When it comes to worries about returning to the workplace, 10% said that having to leave their pet at home is one of their biggest concerns and 16% admitted that they would have less time to get chores done.

However, many of those polled also said that they are missing aspects of their usual working life, including small talk (33%), the social side of work-life (31%), general gossip (31%), taking a proper lunch break (26%) and the tea/coffee round (24%).

The Chartered Institute of Personnel and Development (CIPD) is calling on employers to offer hybrid working arrangements as lockdown restrictions ease. Its new survey of 2,000 employers suggests that more businesses are seeing the productivity benefits of staff working from home.

Employers are now more likely to say that the shift to homeworking has boosted productivity (33%) than they were in June 2020 (28%). Overall, more than two-thirds (71%) of employers say that the increase in homeworking has either boosted or has made no difference to productivity.

The findings are part of a new CIPD report exploring how organisations can learn from ways of working during the coronavirus pandemic. The study shows that 63% of employers plan to introduce or expand hybrid working. Almost half (48%) also plan to expand the use of flexi-time in recognition that not everyone can work from home but they should be able to benefit from flexible working arrangements.

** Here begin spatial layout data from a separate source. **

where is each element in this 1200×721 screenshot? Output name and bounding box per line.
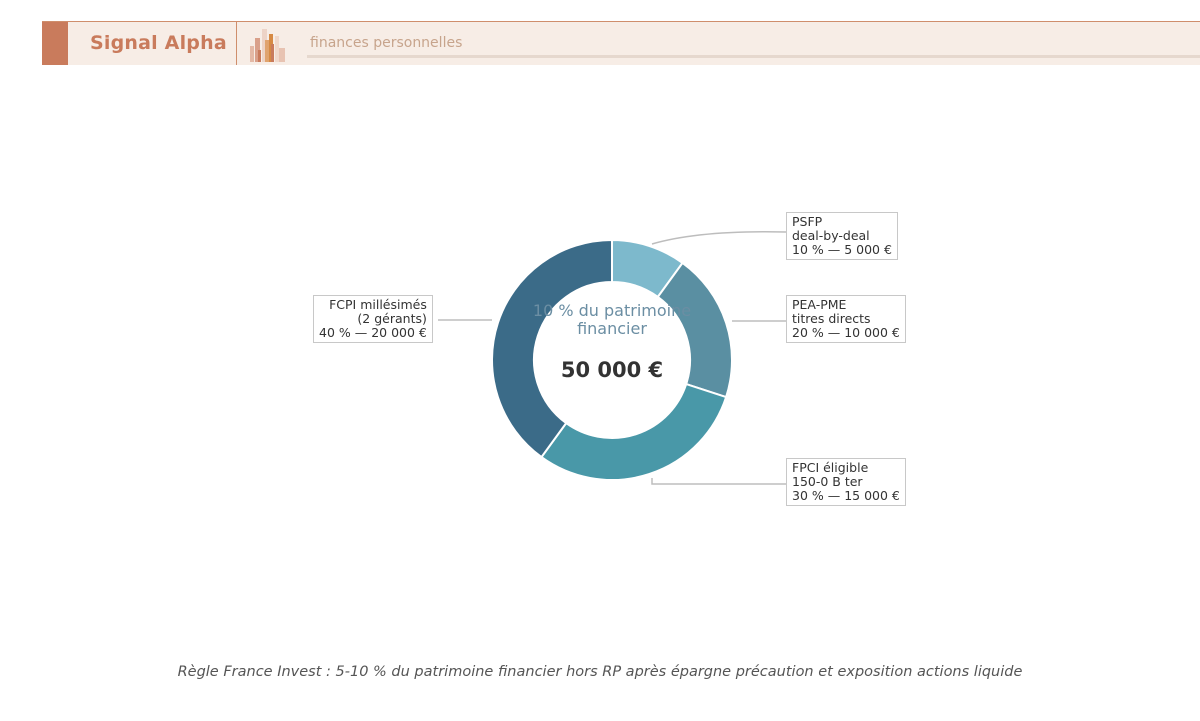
slice-fpci (540, 382, 728, 481)
callout-line: 20 % — 10 000 € (792, 325, 900, 340)
header-separator (236, 22, 237, 65)
tagline: finances personnelles (310, 35, 463, 51)
footnote: Règle France Invest : 5-10 % du patrimoi… (177, 664, 1023, 680)
callout-line: 40 % — 20 000 € (319, 325, 427, 340)
skyline-logo-icon (250, 29, 285, 62)
leader-line-psfp (651, 231, 787, 245)
header-band: Signal Alpha finances personnelles (42, 21, 1200, 65)
callout-line: FPCI éligible (792, 460, 869, 475)
brand-name[interactable]: Signal Alpha (90, 32, 227, 54)
callout-line: PEA-PME (792, 297, 847, 312)
callout-line: FCPI millésimés (329, 297, 427, 312)
callout-line: PSFP (792, 214, 823, 229)
slice-fcpi (491, 238, 613, 459)
callout-psfp: PSFP deal-by-deal 10 % — 5 000 € (786, 212, 898, 260)
callout-line: (2 gérants) (357, 311, 427, 326)
callout-line: 10 % — 5 000 € (792, 242, 892, 257)
callout-line: titres directs (792, 311, 871, 326)
callout-line: deal-by-deal (792, 228, 870, 243)
center-label: 10 % du patrimoine financier (532, 301, 692, 338)
header-accent (42, 22, 68, 65)
callout-line: 30 % — 15 000 € (792, 488, 900, 503)
center-value: 50 000 € (560, 358, 664, 382)
callout-fpci: FPCI éligible 150-0 B ter 30 % — 15 000 € (786, 458, 906, 506)
tagline-underline (307, 55, 1200, 58)
callout-pea-pme: PEA-PME titres directs 20 % — 10 000 € (786, 295, 906, 343)
callout-line: 150-0 B ter (792, 474, 863, 489)
callout-fcpi: FCPI millésimés (2 gérants) 40 % — 20 000 … (313, 295, 433, 343)
leader-line-fpci (651, 478, 786, 485)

The CIPD is calling for organisations and the government to make the right to request flexible working a day-one right for all employees through its #FlexFrom1st campaign.

"The pandemic has shown that ways of working that previously seemed impossible are actually possible," said Claire McCartney, CIPD senior policy adviser for resourcing and inclusion. "Organisations should take stock and carefully consider how to make hybrid working a success, rather than rushing people back to their workplace when there are clearly productivity benefits to homeworking."